那么我们应该如何告诉greeter_client去连接这三个实例呢?是否可以将address改为下面这样就可以了呢:
const (
address = "localhost:50051,localhost:50052,localhost:50053"
defaultName = "world"
)
我们来改改试试,修改后重新编译greeter_client,启动greeter_client,我们看到下面结果:
$./demo1-client
2021/09/11 15:26:32 did not connect: context deadline exceeded
greeter_client连接server超时!也就是说像上面这样简单的传入多个实例的地址是不行的!那问题来了!我们该怎么让greeter_client去连接一个service的多个实例呢?我们继续向下看。
2. 连接一个Service的多个实例(instance)
grpc.Dial/grpc.DialContext的参数target可不仅仅是service实例的服务地址这么简单,它的实参(argument)形式决定了gRPC client将采用哪一个resolver来确定service实例的地址集合。
下面我们以一个返回service实例地址静态集合(即service的实例数量固定且服务地址固定)的StaticResolver为例,来看如何让gRPC client连接一个Service的多个实例。
1) StaticResolver
我们首先来设计一下传给grpc.DialContext的target形式。关于gRPC naming resolution,gRPC有专门文档说明[11]。在这里,我们也创建一个新的scheme:static,多个service instance的服务地址通过逗号分隔的字符串传入,如下面代码:
// https://github.com/bigwhite/experiments/tree/master/grpc-client/demo2/greeter_client/main.go
const (
address = "static:///localhost:50051,localhost:50052,localhost:50053"
)
当address被作为target的实参传入grpc.DialContext后,它会被grpcutil.ParseTarget解析为一个resolver.Target结构体,该结构体包含三个字段:
// github.com/grpc/grpc-go/resolver/resolver.go
type Target struct {
Scheme string
Authority string
Endpoint string
}
其中Scheme为"static",Authority为空,Endpoint为"localhost:50051,localhost:50052,localhost:50053"。

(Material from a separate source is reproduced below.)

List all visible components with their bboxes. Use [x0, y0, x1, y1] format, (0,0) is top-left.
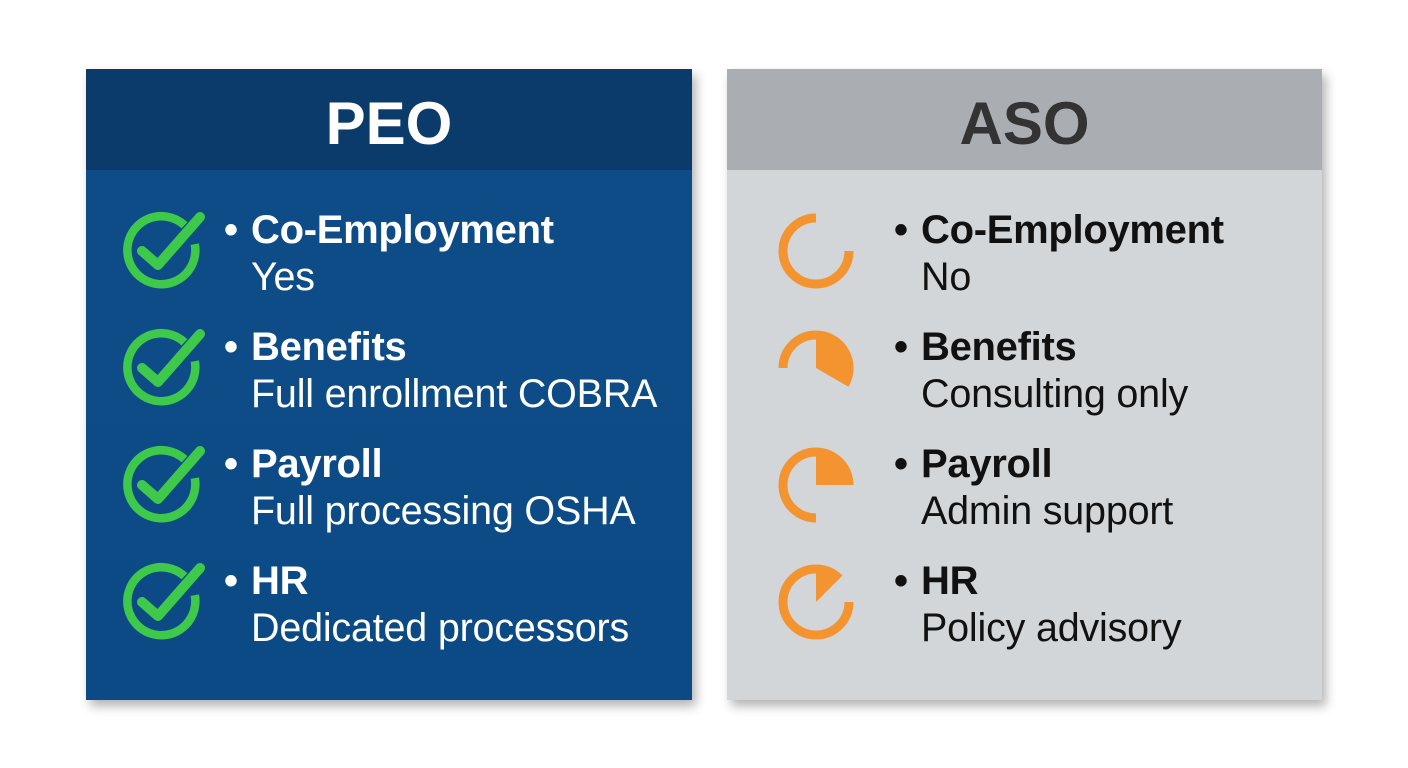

接下来,gRPC会根据Target.Scheme的值到resolver包中的builder map中查找是否有对应的Resolver Builder实例。到目前为止gRPC内置的的resolver Builder都无法匹配该Scheme值。是时候自定义一个StaticResolver的Builder了!

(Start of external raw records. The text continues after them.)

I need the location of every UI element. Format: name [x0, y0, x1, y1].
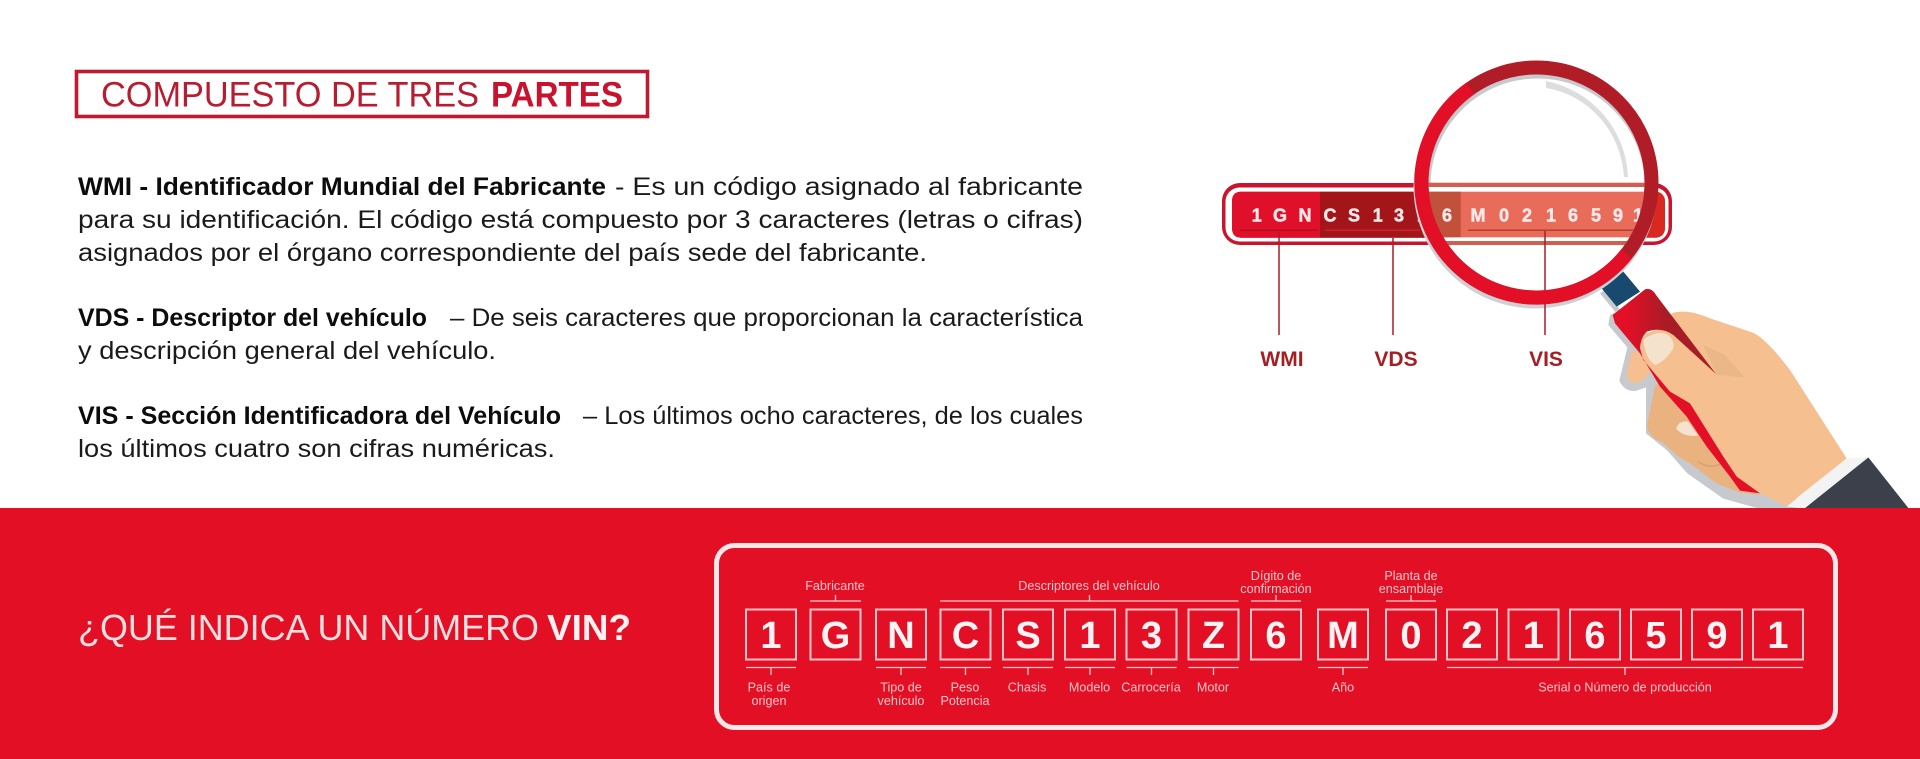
icon: finger fold line	[1698, 462, 1722, 466]
vin characters	[1252, 206, 1428, 226]
bottom labels: Carrocería	[1121, 680, 1181, 694]
bottom brackets	[746, 668, 1803, 675]
vin character boxes: M	[1327, 615, 1359, 657]
text block: WMI: - Es un código asignado al fabricante	[615, 173, 1083, 201]
bottom labels	[748, 680, 1712, 708]
text block: VDS	[78, 304, 1083, 365]
magnified bar	[1428, 78, 1644, 290]
vin character boxes: 1	[1523, 615, 1544, 657]
label: VDS: VDS	[1374, 348, 1418, 371]
vin character boxes: S	[1015, 615, 1041, 657]
bottom labels: Serial o Número de producción	[1538, 680, 1712, 694]
magnified bar: 6	[1568, 206, 1578, 226]
vin characters: 1	[1373, 206, 1383, 226]
vin characters: Z	[1418, 206, 1428, 226]
callout lines	[1279, 231, 1545, 335]
magnified bar: 9	[1613, 206, 1623, 226]
magnified bar: M	[1470, 206, 1486, 226]
vin character boxes: C	[952, 615, 979, 657]
bottom labels: Modelo	[1069, 680, 1110, 694]
icon: grip strip	[1615, 323, 1760, 493]
vin characters: S	[1348, 206, 1360, 226]
title box: PARTES	[491, 76, 623, 114]
vin character boxes: 3	[1141, 615, 1162, 657]
vin characters: G	[1273, 206, 1287, 226]
vin character boxes	[746, 610, 1803, 660]
bottom labels: País de	[748, 680, 790, 694]
bottom labels: Motor	[1197, 680, 1229, 694]
text block: WMI: WMI - Identificador Mundial del Fabricante	[78, 173, 606, 201]
icon: hand	[1640, 312, 1847, 506]
title box: COMPUESTO DE TRES	[101, 76, 479, 114]
vin bar	[1222, 183, 1672, 245]
bottom labels: Potencia	[940, 694, 990, 708]
vin characters: N	[1298, 206, 1312, 226]
text block: VDS: – De seis caracteres que proporcionan la característica	[450, 304, 1083, 332]
magnified bar: 6	[1442, 206, 1452, 226]
vin characters: 1	[1252, 206, 1262, 226]
vin character boxes: G	[821, 615, 850, 657]
vin characters: 3	[1394, 206, 1404, 226]
heading: que indica un numero vin: ¿QUÉ INDICA UN NÚMERO	[78, 607, 539, 648]
icon: handle grip	[1613, 289, 1716, 374]
title box	[76, 72, 648, 116]
vin characters: C	[1324, 206, 1336, 226]
vin character boxes: 6	[1265, 615, 1287, 657]
bottom labels: Año	[1332, 680, 1354, 694]
icon: folded fingers	[1647, 380, 1758, 495]
magnifier lens ring	[1421, 68, 1652, 298]
text block: VDS: y descripción general del vehículo.	[78, 337, 496, 365]
icon: handle collar	[1602, 272, 1640, 307]
icon: shirt cuff	[1787, 457, 1868, 508]
top labels: Dígito de	[1251, 569, 1301, 583]
top labels: Planta de	[1384, 569, 1438, 583]
red band	[0, 508, 1920, 759]
icon: hand shadow	[1600, 288, 1797, 508]
text block: VIS: VIS - Sección Identificadora del Vehículo	[78, 402, 561, 430]
top labels: Fabricante	[805, 579, 865, 593]
magnified bar: 0	[1499, 206, 1509, 226]
bottom labels: origen	[751, 694, 787, 708]
label: VIS: VIS	[1529, 348, 1563, 371]
icon: palm crease	[1703, 345, 1745, 377]
top labels: ensamblaje	[1379, 582, 1443, 596]
text block: VDS: VDS - Descriptor del vehículo	[78, 304, 427, 332]
text block: VIS	[78, 402, 1083, 463]
icon: lens glare	[1546, 81, 1628, 177]
vin character boxes: 6	[1584, 615, 1606, 657]
magnified bar: 1	[1546, 206, 1556, 226]
bottom labels: Tipo de	[880, 680, 922, 694]
text block: WMI: para su identificación. El código está compuesto por 3 caracteres (letras o cifras)	[78, 206, 1083, 234]
label: WMI: WMI	[1260, 348, 1304, 371]
text block: WMI	[78, 173, 1083, 267]
top labels: Descriptores del vehículo	[1018, 579, 1160, 593]
icon: thumb nail	[1643, 333, 1674, 365]
vin character boxes: 0	[1400, 615, 1422, 657]
vin character boxes: N	[887, 615, 915, 657]
icon: jacket sleeve	[1805, 457, 1908, 508]
bottom labels: Chasis	[1008, 680, 1046, 694]
lens drop shadow	[1414, 64, 1658, 308]
bottom labels: Peso	[951, 680, 979, 694]
illustration: hand holding magnifying glass	[1600, 272, 1908, 508]
vin character boxes: 1	[1079, 615, 1101, 657]
vin character boxes: 2	[1461, 615, 1483, 657]
top labels	[805, 569, 1443, 596]
text block: VIS: – Los últimos ocho caracteres, de los cuales	[583, 402, 1083, 430]
vin character boxes: 1	[760, 615, 782, 657]
text block: WMI: asignados por el órgano correspondiente del país sede del fabricante.	[78, 239, 927, 267]
vin character boxes: 5	[1645, 615, 1667, 657]
vin character boxes: 9	[1706, 615, 1728, 657]
text block: VIS: los últimos cuatro son cifras numéricas.	[78, 435, 555, 463]
panel: vin breakdown	[716, 546, 1836, 728]
bottom labels: vehículo	[878, 694, 924, 708]
top labels: confirmación	[1240, 582, 1312, 596]
icon: finger nail	[1676, 421, 1698, 436]
magnified bar: 5	[1591, 206, 1601, 226]
heading: que indica un numero vin: VIN?	[547, 607, 631, 648]
vin character boxes: 1	[1767, 615, 1789, 657]
magnified bar: 2	[1522, 206, 1532, 226]
icon: back finger	[1627, 350, 1650, 383]
vin character boxes: Z	[1202, 615, 1225, 657]
top brackets	[810, 595, 1436, 601]
magnified bar: 1	[1633, 206, 1643, 226]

grpc的resolve包定义了一个Builder实例需要实现的接口:
// github.com/grpc/grpc-go/resolver/resolver.go
// Builder creates a resolver that will be used to watch name resolution updates.
type Builder interface {
// Build creates a new resolver for the given target.
//
// gRPC dial calls Build synchronously, and fails if the returned error is
// not nil.
Build(target Target, cc ClientConn, opts BuildOptions) (Resolver, error)
// Scheme returns the scheme supported by this resolver.
// Scheme is defined at https://github.com/grpc/grpc/blob/master/doc/naming.md.
Scheme() string
}
Scheme方法返回这个Builder对应的scheme,而Build方法则是真正用于构建Resolver实例的方法,我们来看一下StaticBuilder的实现:
// https://github.com/bigwhite/experiments/tree/master/grpc-client/demo2/greeter_client/builder.go
func init() {
resolver.Register(&StaticBuilder{}) //在init函数中将StaticBuilder实例注册到resolver包的Resolver map中
}
type StaticBuilder struct{}
func (sb *StaticBuilder) Build(target resolver.Target, cc resolver.ClientConn,
opts resolver.BuildOptions) (resolver.Resolver, error) {
// 解析target.Endpoint (例如:localhost:50051,localhost:50052,localhost:50053)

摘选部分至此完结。